Solve it within 10 seconds

The speed of Bruce is 100 metres divided by 15 seconds, or 6.667 m/s. When Allen reaches the finish line in 12 seconds, B would have been at (6.667 m/s)(12 seconds), or 80 m after the start. The distance between A and B would therefore be 100 m - 80 m = 20 m.

I noted that Bruce was running 20m every 3 sec, and Allen was running 25m every 3 sec. Bruce had 3 more seconds to run, therefore 20 more meters. (A little less calculator-driven. I grew up without one, so my brain looks for something easier first.)

There is a LCF( Lowest Common Factor) of 12 and 15, which is 3. (Except 1) So 15/3 is 5 and 12/3 is 4 so that means the ratio of the length of how much did allen run to the length of how much did Bruce ran is 5:4 so the 5 is 100 m and the 4 is 4/5 of 100 m which is 80m. So 100m - 80m equals 20m

After 12 seconds, Bruce finished 12/15 of the race, leaving 3/15=1/5 of the race unfinished. So he is 1/5*100=20m from the finish line.

When Allen finished the race, at 12 secs, Bruce was still 3 secs away from finishing his 15 secs race. So he still had 3/15 (20%) of the 100m to go. 20% of 100m = 20m

At 15 sec:

speed = $\frac{Distance}{time} \ = \frac{100}{15} \ = \ 6.667$

At 12 sec. $\therefore \ distance\ of \ Bruce = 100-x \\ \therefore\quad 6.667 =\frac{100-x}{12}$

$\rightarrow x=\boxed{=>20m}$

100-100/15*12 =20

When Bruce has run for 12 seconds at a constant speed, he still has 3/15 of the 100m left to go. 3/15 = 1/5 = 0.2. 0.2 * 100 = 20m

Speed of Bruce=100/15 Time difference=3 S Distance lag =100/15 X3=20M

It is way simple.. Since both are running at constant speeds, at 12 seconds, Bruce would have covered (12/15)th of the race or 80 percent. Therefore he would need to complete 20 percent of the race. Therefore he is at 20 meters distance from the finish line.

Reiterating the question, I found that first we need to calculate the speed of Bruce then the distance ran by him in 12 seconds after that the difference between the distance ran and 100m is the answer. Speed of Bruce = 100/15 m per sec (v=s/t) Distance covered by Bruce in 12 seconds = (100/15) *12=80 (s=vt)
Distance to be ran by Bruce =100-80=20m. That's it!

Allan's speed was 12"/100 mts and Bruce's 15"/100 mts. Speed difference between runners were of 3"/100 mts in favour of Allan. Therefore Allan was 20% faster than Bruce. 20% of the 100 mts track is 20 mts. So, Bruce was 20 mts below Allan at the end of the race.

Better calculate the distance traveled by Alex in 3 seconds. Which would be (100÷15)*3=20

We calculate sppeds of Allen and Bruce as 8,33 and 6.66 per second for 100 mts race.Since bruce is 3 seconds behind , so'6.66 X3 =20 meters bruce is behind Allen

100 meters divided by 15 seconds multiplied by 3 second difference = 20 meters. college math de-simplifies this question that many 3rd graders will get right.
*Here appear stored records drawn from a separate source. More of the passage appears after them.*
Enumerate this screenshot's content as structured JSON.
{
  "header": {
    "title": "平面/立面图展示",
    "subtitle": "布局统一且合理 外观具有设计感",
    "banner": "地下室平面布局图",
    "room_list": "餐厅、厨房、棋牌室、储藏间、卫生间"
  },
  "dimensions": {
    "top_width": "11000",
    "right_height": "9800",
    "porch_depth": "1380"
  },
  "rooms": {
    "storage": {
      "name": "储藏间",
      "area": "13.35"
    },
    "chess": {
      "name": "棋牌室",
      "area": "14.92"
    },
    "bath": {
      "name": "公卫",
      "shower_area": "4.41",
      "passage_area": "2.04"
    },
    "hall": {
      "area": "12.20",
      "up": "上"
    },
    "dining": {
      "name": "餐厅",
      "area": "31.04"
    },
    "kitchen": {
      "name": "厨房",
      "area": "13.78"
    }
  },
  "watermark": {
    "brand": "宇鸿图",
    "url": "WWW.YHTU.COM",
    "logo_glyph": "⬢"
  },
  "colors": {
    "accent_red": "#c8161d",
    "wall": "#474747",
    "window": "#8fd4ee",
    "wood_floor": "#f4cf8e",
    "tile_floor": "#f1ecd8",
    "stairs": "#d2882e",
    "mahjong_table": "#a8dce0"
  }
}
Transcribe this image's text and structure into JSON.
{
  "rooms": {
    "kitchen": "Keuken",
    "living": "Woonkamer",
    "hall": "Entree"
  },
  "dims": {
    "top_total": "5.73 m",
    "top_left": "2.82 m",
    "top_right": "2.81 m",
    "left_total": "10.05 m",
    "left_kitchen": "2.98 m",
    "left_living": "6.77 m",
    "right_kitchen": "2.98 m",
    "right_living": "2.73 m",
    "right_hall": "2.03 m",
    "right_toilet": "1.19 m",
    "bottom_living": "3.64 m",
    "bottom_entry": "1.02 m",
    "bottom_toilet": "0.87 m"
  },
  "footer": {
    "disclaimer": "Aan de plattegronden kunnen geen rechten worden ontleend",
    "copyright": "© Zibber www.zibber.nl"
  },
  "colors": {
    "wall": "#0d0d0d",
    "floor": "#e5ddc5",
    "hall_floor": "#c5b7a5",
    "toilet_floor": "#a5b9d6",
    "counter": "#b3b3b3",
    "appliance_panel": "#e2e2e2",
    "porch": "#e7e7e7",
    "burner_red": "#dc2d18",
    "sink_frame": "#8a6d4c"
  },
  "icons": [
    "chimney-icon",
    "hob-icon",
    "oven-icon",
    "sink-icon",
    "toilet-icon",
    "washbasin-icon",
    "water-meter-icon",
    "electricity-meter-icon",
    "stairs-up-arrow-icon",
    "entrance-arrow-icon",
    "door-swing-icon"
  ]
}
(1-(12/15))*100 = 100/5 = 20

After Allen arrival, Bruce has to run for 15-12 = 3 other seconds, in which he will cover $\frac{100}{15} \times 3 = 20$ meters

100-[100/15*12]=20

The laggard's speed times the finisher's time gives you the distance the laggard ran when the leader crossed the line. Subtract that amount from the length of the race and that's the distance to the finish line.

If Bruce ran 100m in 15 seconds then he was running 1m every 6.67 seconds. So in 12 seconds he would have ran (6.67 * 12) 80 meters. Subtracting the 80 meters that Bruce has covered in 12 seconds from the entire distance of 100 meters means Bruce was 20 meters from the finish line.

Allen is running 5/4 (15/12) times faster than Bruce. So when Allen finish the race, Bruce is at 4/5 of the distance to finish, 100m x 4/5 = 80m, so 20m behind.

No need to calculate the speed but just the ratio of speed.